Table 1 Haplotype block distributions for chromosomes 1, 4, and 7
Table 2 Significant linkage results
Figure 1
figure 1

Linkage plot for the log transformed TTTH1 phenotype in chromosome 7. LOD scores for microsatellite (solid line) and SNPs (dashed lines). The different colored dashed lines represent the results of the linkage analyses based on randomly selected one, two, three, four, and five SNPs from each haplotype blocks and using the entire set of SNPs.

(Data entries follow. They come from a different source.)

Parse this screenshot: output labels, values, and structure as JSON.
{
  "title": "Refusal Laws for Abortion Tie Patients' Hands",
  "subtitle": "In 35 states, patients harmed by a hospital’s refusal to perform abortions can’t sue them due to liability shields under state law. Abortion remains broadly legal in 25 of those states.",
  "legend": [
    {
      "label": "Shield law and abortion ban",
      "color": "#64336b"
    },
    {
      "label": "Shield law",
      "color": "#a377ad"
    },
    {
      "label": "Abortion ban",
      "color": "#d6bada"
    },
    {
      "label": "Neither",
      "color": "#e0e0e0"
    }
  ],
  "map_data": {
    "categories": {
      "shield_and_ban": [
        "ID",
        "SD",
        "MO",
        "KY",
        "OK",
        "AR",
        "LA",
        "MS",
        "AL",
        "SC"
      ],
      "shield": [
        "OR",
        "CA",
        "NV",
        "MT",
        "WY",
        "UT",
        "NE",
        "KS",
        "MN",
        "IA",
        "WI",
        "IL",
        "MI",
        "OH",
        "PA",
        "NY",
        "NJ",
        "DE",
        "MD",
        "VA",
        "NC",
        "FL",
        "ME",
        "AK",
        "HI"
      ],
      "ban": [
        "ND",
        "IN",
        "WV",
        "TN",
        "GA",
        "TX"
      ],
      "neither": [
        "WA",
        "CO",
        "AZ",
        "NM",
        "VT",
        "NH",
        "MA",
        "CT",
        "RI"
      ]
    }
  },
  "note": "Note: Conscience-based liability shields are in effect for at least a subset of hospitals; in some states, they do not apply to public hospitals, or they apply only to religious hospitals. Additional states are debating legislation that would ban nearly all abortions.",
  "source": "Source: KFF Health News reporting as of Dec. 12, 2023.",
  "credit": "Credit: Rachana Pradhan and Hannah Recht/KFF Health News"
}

Table 3 SNP density and information content around the chromosome 7 linkage peak (114–172 cM) for STRP scan
Table 4 Widths of linkage regions by chromosome
Figure 2
figure 2

Linkage plot for the log transformed MAXDRINK phenotype in chromosome 1. LOD scores for microsatellite (solid line) and SNPs (dashed lines). The different colored dashed lines represent the results of the linkage analyses based on randomly selected one, two, three, four, and five SNPs from each haplotype blocks and using the entire set of SNPs.

Discussion

In all, the patterns of linkage results from microsatellites were similar to those obtained from SNPs analyses for chromosome 1, 4, and 7. It was however notable that the SNP analyses did not detect two linkage regions on chromosome 7 (LOD = 1.87 and 2.01; Table 2). As displayed in Figures 1 and 2, the LOD score peaks generated from SNPs were slightly shifted to the left when compared to that from microsatellite markers. A potential reason for this observation may be the different builds of the genetic maps used for the microsatellite markers and SNPs, and/or errors in genotyping [7]. Kruglyak [8] observed an increase in LOD scores for a proportionate increase in the information content of linkage map as derived from a denser SNP map. In our results, reducing the number of SNPs in each block to 1, 2, 3, 4, and 5 SNPs did not significantly change the shape of linkage signals albeit a small drop in peak height. Since expected LOD scores correlate with information content, from table 3, there is only a small reduction in information contents for Rep1 and others are the same. It has been estimated that 1.7–2.5 SNP markers provide equivalent information as one microsatellite marker [8, 9] and that a 10 K SNP array provides at least equal power to detect linkage compared with a search based upon a 5 Mb microsatellite screen [10]. In our results, 2.5 SNP markers provide equal information content as one microsatellite marker. These observations support the idea that the use of high dense SNP maps for performing linkage analysis should result in more precisely defined loci at substantially reduced cost.

Conclusion

The linkage results from SNP maps can result in narrower linkage regions with higher LOD scores when compared with microsatellite marker maps. The linkage results from reduced sets of SNPs provided signals in the same linkage regions but with a smaller LOD scores, suggesting that loss of information content influenced expected LOD scores. The different builds of the genetic maps used in microsatellite markers and SNPs or/and errors in genotyping may have led to the significant linkage region observed on chromosome 7 in the microsatellite scan that was not detected in the genome scan based on SNPs, and for peaks from SNPs being slightly shifted to the left of the microsatellite peaks.